La presidenta municipal de San Quintín, Miriam Elizabeth Cano Núñez, participó vía Zoom en la presentación de esta iniciativa ante la Comisión de Hacienda del Congreso del Estado, donde fue aceptada y turnada para su revisión y análisis, como parte del procedimiento legislativo previo a su eventual presentación ante el Pleno.

La propuesta plantea establecer una exención temporal del 100 por ciento de determinados derechos y contribuciones municipales relacionados con la regularización territorial de vivienda social y el acceso a servicios básicos.

El objetivo es facilitar que familias de San Quintín, particularmente personas trabajadoras agrícolas y pertenecientes a pueblos originarios, puedan concluir los procesos de regularización de los terrenos donde han construido su patrimonio y obtener certeza jurídica sobre sus viviendas.

La iniciativa contempla criterios específicos para garantizar que el beneficio sea social y focalizado. Estaría dirigida a residentes de San Quintín, exclusivamente para predios de uso habitacional de hasta 500 metros cuadrados, dentro de los parámetros de valor establecidos y limitada a un solo predio por persona beneficiaria.

Además, las personas interesadas deberán acreditar su incorporación formal a un procedimiento de regularización ante las instituciones competentes, así como encontrarse dentro de las acciones, programas o proyectos derivados del Plan de Justicia para las Personas Trabajadoras Agrícolas de San Quintín.

La propuesta no contempla una condonación generalizada ni la entrega de terrenos, tampoco elimina los requisitos técnicos, jurídicos, ambientales, urbanos o de protección civil.

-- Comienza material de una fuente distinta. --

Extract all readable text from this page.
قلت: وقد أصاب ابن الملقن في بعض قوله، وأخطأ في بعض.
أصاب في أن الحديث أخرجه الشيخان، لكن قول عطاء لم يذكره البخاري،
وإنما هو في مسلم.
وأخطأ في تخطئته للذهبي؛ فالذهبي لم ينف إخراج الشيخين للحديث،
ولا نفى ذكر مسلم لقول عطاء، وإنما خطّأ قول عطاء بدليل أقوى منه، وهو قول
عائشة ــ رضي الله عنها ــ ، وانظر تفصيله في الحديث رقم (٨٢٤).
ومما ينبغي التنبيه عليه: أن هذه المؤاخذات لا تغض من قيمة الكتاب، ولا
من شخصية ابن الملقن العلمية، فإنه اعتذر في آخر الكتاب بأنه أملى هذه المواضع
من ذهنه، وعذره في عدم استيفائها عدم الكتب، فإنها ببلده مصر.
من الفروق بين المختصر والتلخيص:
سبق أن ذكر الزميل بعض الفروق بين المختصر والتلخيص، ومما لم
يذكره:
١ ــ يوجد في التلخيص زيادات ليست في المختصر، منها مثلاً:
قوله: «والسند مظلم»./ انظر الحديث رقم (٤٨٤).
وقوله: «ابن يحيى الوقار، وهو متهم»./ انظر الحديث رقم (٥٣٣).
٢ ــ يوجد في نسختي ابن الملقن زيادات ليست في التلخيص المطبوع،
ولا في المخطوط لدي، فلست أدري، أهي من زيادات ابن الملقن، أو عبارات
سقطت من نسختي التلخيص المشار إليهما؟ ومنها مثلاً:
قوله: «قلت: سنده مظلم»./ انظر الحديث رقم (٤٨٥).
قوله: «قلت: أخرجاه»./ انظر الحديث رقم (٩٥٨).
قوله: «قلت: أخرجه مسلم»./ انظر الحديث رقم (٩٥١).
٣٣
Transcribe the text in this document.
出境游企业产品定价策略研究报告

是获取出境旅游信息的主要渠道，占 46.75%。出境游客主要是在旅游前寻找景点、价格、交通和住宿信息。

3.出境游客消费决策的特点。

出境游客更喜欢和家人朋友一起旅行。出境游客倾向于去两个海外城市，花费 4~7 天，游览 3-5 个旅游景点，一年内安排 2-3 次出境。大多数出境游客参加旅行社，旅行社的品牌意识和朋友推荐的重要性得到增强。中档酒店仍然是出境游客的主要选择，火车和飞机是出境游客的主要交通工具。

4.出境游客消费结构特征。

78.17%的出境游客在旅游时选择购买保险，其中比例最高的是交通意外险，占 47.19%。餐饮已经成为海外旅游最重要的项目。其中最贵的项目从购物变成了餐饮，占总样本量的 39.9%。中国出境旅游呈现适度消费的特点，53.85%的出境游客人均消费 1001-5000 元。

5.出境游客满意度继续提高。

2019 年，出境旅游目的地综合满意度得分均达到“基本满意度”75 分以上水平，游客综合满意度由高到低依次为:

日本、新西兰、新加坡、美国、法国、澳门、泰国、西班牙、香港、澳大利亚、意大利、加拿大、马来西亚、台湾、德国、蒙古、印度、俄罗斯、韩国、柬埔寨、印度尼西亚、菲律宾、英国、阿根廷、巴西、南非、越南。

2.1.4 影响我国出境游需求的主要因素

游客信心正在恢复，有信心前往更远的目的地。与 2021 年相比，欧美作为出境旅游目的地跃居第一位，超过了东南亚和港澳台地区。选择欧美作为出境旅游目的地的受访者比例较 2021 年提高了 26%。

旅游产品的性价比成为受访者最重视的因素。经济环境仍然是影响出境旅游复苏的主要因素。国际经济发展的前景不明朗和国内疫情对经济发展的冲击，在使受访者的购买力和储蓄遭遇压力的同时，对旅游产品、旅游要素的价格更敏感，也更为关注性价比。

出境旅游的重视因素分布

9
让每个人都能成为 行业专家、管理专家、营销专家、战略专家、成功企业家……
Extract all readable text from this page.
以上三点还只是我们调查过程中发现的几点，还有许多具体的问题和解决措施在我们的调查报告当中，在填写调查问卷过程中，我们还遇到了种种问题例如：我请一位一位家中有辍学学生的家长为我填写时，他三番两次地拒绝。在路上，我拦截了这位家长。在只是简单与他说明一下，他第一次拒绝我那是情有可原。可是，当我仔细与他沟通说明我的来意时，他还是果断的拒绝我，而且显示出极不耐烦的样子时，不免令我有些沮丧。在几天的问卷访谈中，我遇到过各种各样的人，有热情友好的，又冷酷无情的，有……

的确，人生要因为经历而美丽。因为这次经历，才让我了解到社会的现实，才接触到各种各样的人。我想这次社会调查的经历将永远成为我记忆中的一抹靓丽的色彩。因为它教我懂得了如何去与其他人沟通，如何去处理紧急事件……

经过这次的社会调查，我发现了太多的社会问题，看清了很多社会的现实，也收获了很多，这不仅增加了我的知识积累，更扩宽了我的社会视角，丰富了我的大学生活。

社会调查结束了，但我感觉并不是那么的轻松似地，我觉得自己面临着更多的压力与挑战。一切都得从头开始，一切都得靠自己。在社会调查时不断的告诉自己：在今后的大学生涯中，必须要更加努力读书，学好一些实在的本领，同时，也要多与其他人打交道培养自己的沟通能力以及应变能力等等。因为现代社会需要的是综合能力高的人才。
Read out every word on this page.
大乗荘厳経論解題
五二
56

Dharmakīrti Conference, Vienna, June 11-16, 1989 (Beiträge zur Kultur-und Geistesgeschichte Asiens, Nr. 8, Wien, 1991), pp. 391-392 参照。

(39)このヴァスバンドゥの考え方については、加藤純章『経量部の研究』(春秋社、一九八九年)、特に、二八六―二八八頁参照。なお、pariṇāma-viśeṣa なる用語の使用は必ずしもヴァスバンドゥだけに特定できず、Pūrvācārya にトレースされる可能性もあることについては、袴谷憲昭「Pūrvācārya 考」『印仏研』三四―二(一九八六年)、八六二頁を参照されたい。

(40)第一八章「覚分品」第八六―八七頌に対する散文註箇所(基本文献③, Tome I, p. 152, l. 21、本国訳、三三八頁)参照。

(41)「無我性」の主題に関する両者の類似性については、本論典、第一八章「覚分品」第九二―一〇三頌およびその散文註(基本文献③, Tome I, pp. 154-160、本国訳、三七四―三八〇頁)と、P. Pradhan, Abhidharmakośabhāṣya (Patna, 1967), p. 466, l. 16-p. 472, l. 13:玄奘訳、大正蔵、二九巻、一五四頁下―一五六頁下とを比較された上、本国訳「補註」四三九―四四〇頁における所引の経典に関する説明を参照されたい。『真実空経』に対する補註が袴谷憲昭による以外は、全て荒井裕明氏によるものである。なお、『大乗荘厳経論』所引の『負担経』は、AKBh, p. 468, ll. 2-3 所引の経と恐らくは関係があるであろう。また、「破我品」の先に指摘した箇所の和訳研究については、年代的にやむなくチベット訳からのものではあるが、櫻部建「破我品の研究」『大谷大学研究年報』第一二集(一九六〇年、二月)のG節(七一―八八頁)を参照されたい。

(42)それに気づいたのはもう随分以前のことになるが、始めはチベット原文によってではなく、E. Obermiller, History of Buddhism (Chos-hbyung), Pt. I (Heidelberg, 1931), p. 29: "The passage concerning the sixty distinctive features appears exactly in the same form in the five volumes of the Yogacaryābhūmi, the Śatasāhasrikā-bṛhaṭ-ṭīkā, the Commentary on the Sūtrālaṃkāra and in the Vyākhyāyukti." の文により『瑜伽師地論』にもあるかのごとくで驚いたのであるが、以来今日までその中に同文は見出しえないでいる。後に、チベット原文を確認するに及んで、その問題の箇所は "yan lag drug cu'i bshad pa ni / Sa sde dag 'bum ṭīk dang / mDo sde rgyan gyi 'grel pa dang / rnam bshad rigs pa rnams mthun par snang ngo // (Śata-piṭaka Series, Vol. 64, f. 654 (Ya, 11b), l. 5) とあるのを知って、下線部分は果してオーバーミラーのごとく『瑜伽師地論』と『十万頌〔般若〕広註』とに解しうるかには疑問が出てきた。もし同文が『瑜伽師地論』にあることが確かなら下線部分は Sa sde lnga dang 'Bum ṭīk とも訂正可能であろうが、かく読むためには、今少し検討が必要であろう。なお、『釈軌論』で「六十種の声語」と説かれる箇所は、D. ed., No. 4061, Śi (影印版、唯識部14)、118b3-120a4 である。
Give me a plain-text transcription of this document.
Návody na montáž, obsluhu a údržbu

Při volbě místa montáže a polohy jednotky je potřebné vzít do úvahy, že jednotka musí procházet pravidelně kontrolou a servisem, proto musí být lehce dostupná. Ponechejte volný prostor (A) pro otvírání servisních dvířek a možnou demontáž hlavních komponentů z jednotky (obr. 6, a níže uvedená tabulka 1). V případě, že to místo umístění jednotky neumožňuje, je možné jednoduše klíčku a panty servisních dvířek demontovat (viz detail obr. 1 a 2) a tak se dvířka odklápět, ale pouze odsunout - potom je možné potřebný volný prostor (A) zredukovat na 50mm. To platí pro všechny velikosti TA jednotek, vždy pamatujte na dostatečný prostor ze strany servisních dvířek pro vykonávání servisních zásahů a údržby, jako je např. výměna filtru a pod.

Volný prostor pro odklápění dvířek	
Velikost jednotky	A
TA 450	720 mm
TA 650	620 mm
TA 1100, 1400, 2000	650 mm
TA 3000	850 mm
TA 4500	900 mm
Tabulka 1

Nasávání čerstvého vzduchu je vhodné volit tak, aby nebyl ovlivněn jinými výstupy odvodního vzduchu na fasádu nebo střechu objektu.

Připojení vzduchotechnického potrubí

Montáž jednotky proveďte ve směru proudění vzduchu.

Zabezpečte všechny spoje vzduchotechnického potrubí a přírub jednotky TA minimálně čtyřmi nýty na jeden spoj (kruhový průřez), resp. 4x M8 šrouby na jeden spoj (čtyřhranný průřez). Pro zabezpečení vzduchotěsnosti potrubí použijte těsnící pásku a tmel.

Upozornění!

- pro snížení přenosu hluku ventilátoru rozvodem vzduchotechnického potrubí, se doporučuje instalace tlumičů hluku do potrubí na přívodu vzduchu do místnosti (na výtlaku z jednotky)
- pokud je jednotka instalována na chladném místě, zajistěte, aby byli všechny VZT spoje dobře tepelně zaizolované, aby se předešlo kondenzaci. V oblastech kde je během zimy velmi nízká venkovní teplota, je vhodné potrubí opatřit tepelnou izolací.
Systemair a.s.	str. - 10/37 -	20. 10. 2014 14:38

Cada expediente deberá cumplir con la normatividad vigente y ser validado por las instancias correspondientes.

La regularización de los predios también permitiría generar condiciones jurídicas para avanzar en la introducción de servicios básicos como agua potable, energía eléctrica, drenaje y alumbrado, además de favorecer una mejor planeación y ordenamiento de las comunidades.

Aunque la medida representaría una disminución temporal de determinados ingresos municipales, se prevé que los beneficios puedan reflejarse a mediano y largo plazo, debido a que los terrenos regularizados podrán incorporarse formalmente al padrón catastral, obtener una clave catastral y posteriormente contribuir mediante el impuesto predial y otros derechos municipales.